Data

pyepo.data provides synthetic data generators and the optDataset class for wrapping data samples.

For more details, see the 02 Optimization Dataset notebook.

Data Generator

pyepo.data includes synthetic data generators for four optimization problems: shortest path, multi-dimensional knapsack, traveling salesperson, and portfolio optimization.

Each generator produces feature-cost pairs \((\mathbf{x}, \mathbf{c})\). The feature vector \(\mathbf{x}_i \in \mathbb{R}^p\) follows a standard multivariate Gaussian distribution \(\mathcal{N}(0, \mathbf{I})\), and the cost \(\mathbf{c}_i \in \mathbb{R}^d\) is computed from a polynomial function \(f(\mathbf{x}_i)\) multiplied by random noise \(\mathbf{\epsilon}_i \sim U(1-\bar{\epsilon}, 1+\bar{\epsilon})\).

Common parameters across all generators:

  • num_data (\(n\)): number of data samples

  • num_features (\(p\)): feature dimension

  • deg (\(deg\)): polynomial degree of the mapping \(f(\mathbf{x}_i)\)

  • noise_width (\(\bar{\epsilon}\)): noise half-width

  • seed: random seed for reproducibility

Shortest Path

A random matrix \(\mathcal{B} \in \mathbb{R}^{d \times p}\) with Bernoulli(0.5) entries encodes the features. The cost coefficients are generated as \(c_i^j = [\frac{1}{{3.5}^{deg}} (\frac{1}{\sqrt{p}}(\mathcal{B} \mathbf{x}_i)_j + 3)^{deg} + 1] \cdot \epsilon_i^j\).

pyepo.data.shortestpath.genData(num_data, num_features, grid, deg=1, noise_width=0, seed=135)
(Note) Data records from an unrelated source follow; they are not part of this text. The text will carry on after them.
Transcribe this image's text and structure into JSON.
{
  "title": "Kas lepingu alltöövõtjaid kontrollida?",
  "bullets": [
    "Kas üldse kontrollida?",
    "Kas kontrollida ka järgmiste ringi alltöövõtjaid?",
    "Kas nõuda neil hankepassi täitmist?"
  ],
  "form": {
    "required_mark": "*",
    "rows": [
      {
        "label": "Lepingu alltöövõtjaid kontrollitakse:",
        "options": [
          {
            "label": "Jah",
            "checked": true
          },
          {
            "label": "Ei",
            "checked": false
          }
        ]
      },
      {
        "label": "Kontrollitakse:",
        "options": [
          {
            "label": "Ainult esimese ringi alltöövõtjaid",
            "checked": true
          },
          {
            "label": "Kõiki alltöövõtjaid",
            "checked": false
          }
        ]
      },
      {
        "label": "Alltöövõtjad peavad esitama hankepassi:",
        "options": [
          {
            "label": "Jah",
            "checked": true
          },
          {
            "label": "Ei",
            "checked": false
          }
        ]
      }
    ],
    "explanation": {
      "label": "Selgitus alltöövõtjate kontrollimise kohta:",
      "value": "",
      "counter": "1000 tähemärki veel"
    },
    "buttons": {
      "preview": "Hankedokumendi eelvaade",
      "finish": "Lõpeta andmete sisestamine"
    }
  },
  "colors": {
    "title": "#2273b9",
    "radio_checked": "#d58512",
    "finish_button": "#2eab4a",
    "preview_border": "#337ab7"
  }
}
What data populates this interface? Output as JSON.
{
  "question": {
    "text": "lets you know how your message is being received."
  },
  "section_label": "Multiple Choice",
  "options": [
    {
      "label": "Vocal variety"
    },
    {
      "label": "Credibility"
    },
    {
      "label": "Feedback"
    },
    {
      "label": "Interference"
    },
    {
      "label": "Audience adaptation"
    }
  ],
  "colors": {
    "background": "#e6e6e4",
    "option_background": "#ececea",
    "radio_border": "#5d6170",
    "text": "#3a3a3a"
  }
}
A function to generate synthetic data and features for shortest path

Parameters:
  • num_data (int) – number of data points

  • num_features (int) – dimension of features

  • grid (int, int) – size of grid network

  • deg (int) – data polynomial degree

  • noise_width (float) – half width of data random noise

  • seed (int) – random seed

Returns:

data features (np.ndarray), costs (np.ndarray)

Return type:

tuple

import pyepo

num_data = 1000 # number of data
num_feat = 5 # size of feature
grid = (5,5) # grid size
x, c = pyepo.data.shortestpath.genData(num_data, num_feat, grid, deg=4, noise_width=0, seed=135)

Knapsack

Since uncertain coefficients appear only in the objective function, item weights are fixed. Let \(m\) be the number of items and \(k\) the number of resource dimensions. The weights \(\mathcal{W} \in \mathbb{R}^{k \times m}\) are sampled from 3 to 8 with one decimal place of precision. The cost coefficients are \(c_i^j = \lceil [\frac{5}{{3.5}^{deg}} (\frac{1}{\sqrt{p}}(\mathcal{B} \mathbf{x}_i)_j + 3)^{deg} + 1] \cdot \epsilon_i^j \rceil\).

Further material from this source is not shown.